Place the beef on a roasting tray with a little garlic and a little oil. Season with some salt and pepper and place in the oven to cook for 1 – 1 ½ hour. After this stage remove the beef from the oven and allow to rest for at least 15 minutes. The beef at this stage should be medium.
Sieve the plain flour into a large mixing bowl and add in a pinch of salt and pepper.
Whisk the eggs and milk together and add this to the plain flour and whisk until a smooth batter has been achieved. Allow to rest.
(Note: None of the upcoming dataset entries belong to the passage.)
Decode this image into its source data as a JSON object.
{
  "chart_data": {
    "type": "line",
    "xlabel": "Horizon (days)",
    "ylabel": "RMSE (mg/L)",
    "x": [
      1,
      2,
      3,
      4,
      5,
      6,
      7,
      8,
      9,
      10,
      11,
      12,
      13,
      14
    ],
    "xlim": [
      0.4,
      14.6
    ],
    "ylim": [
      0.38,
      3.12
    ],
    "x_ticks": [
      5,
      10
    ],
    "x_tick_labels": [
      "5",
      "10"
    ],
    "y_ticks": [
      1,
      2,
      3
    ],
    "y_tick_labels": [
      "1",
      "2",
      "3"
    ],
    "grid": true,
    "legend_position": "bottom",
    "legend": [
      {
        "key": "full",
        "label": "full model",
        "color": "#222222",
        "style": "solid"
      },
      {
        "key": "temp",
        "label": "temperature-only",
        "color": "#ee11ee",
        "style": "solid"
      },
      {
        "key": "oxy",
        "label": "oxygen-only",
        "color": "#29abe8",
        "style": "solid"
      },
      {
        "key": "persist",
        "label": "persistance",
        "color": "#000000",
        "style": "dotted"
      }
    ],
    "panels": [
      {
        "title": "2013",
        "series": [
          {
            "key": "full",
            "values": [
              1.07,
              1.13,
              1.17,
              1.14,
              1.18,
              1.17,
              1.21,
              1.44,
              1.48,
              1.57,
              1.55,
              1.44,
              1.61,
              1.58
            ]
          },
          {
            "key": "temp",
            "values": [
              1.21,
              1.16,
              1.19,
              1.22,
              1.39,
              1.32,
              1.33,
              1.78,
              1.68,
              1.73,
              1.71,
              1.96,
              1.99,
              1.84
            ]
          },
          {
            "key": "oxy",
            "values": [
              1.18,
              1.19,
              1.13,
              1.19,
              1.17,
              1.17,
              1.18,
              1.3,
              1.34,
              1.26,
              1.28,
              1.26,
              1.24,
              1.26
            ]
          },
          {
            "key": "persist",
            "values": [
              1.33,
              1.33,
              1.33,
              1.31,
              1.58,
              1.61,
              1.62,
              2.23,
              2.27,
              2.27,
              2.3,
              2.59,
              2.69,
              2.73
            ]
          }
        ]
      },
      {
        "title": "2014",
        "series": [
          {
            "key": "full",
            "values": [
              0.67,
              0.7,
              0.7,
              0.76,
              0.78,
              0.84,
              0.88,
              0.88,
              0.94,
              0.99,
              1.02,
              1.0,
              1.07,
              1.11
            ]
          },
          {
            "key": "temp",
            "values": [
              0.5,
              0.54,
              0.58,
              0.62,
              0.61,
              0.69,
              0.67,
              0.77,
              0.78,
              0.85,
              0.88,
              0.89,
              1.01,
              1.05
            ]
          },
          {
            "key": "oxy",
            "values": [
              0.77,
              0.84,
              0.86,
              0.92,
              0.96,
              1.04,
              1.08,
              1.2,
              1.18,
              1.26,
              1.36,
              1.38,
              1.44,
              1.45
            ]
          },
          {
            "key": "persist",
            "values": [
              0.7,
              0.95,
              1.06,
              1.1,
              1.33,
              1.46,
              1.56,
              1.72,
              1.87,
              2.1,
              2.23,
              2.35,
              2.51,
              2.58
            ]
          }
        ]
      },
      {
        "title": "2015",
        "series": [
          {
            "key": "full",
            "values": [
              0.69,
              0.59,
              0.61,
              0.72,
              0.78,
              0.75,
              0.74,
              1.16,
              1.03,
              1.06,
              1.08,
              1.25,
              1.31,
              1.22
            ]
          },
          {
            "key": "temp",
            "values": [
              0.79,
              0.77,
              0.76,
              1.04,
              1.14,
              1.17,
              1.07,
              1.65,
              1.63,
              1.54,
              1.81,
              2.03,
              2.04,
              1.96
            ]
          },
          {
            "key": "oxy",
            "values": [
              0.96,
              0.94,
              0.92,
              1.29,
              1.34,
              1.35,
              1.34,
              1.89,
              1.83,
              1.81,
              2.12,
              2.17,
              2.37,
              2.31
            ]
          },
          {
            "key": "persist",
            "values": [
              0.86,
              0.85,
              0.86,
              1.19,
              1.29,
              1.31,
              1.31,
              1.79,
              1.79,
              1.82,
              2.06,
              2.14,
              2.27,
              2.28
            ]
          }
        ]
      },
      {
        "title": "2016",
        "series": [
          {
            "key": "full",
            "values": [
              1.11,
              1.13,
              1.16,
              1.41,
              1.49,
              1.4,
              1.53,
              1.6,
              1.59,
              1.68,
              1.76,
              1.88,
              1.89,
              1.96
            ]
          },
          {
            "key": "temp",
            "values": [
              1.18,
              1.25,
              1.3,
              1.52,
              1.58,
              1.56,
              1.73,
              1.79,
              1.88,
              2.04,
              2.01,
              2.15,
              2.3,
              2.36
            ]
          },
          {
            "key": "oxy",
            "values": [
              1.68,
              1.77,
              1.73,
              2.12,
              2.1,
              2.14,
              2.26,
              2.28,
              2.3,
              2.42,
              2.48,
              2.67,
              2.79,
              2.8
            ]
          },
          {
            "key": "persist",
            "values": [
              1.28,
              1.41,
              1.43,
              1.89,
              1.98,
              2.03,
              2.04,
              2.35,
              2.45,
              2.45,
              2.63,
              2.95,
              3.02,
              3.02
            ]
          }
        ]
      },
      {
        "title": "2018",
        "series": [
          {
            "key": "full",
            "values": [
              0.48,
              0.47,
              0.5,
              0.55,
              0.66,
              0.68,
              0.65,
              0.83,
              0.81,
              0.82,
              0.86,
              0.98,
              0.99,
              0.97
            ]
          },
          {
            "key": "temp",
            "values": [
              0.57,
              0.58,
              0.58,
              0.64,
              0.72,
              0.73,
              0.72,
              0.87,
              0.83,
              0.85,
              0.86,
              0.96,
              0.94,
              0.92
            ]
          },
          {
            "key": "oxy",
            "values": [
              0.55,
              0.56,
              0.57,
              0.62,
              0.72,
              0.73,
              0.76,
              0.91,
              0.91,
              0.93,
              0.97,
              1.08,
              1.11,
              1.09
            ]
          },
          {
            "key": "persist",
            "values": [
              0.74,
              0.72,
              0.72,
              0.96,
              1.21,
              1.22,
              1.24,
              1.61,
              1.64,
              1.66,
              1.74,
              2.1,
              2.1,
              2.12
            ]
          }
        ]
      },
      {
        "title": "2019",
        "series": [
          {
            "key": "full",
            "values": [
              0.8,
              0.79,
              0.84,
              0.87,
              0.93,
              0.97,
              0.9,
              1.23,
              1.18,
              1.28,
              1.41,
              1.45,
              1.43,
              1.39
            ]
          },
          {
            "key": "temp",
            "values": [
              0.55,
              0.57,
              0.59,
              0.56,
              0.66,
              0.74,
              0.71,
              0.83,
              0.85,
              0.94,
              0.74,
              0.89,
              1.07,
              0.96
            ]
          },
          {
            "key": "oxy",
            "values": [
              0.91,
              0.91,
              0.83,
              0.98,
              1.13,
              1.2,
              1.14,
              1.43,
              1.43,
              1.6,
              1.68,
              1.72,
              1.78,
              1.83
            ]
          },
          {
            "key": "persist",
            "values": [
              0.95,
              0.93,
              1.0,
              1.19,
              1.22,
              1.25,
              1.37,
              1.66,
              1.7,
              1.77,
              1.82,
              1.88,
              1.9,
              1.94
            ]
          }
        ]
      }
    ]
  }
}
Meanwhile heat a 12 cup muffin tray in the oven having first ¼ filled the cups with vegetable or sunflower oil (ie-about a dessertspoon in the bottom of each) and allow this to heat for 5-10 minutes until the oil is sizzling. About 20 minutes before you are ready to serve you need to divide the batter between the muffin tin and transfer to the oven to cook for 15- 20 minutes until the puddings are well risen and golden brown.
Remove the joint of meat from the roasting tray and place the tray on direct heat.
Add in the flour and whisk until the mixture becomes dry and lumpy in consistency.
Whisk in the red wine and chicken stock slowly.
Strain through a fine sieve into a clean saucepan and continue to cook for 10 minutes.
Serve drizzled over the beef.
Put the potatoes into a small saucepan, covered with water and bring to the boil.
Reduce the heat and simmer for 10 minutes.
Place the fat on a roasting tray and place the tray in a hot oven (190C/375F/Gas Mark 5) for a few minutes to melt the fat.
Strain the potatoes and give them a little shake.
Add the flour to the potatoes at this stage and coat the potatoes in the flour.
Add the potatoes to the hot fat and cook for 35-40 minutes.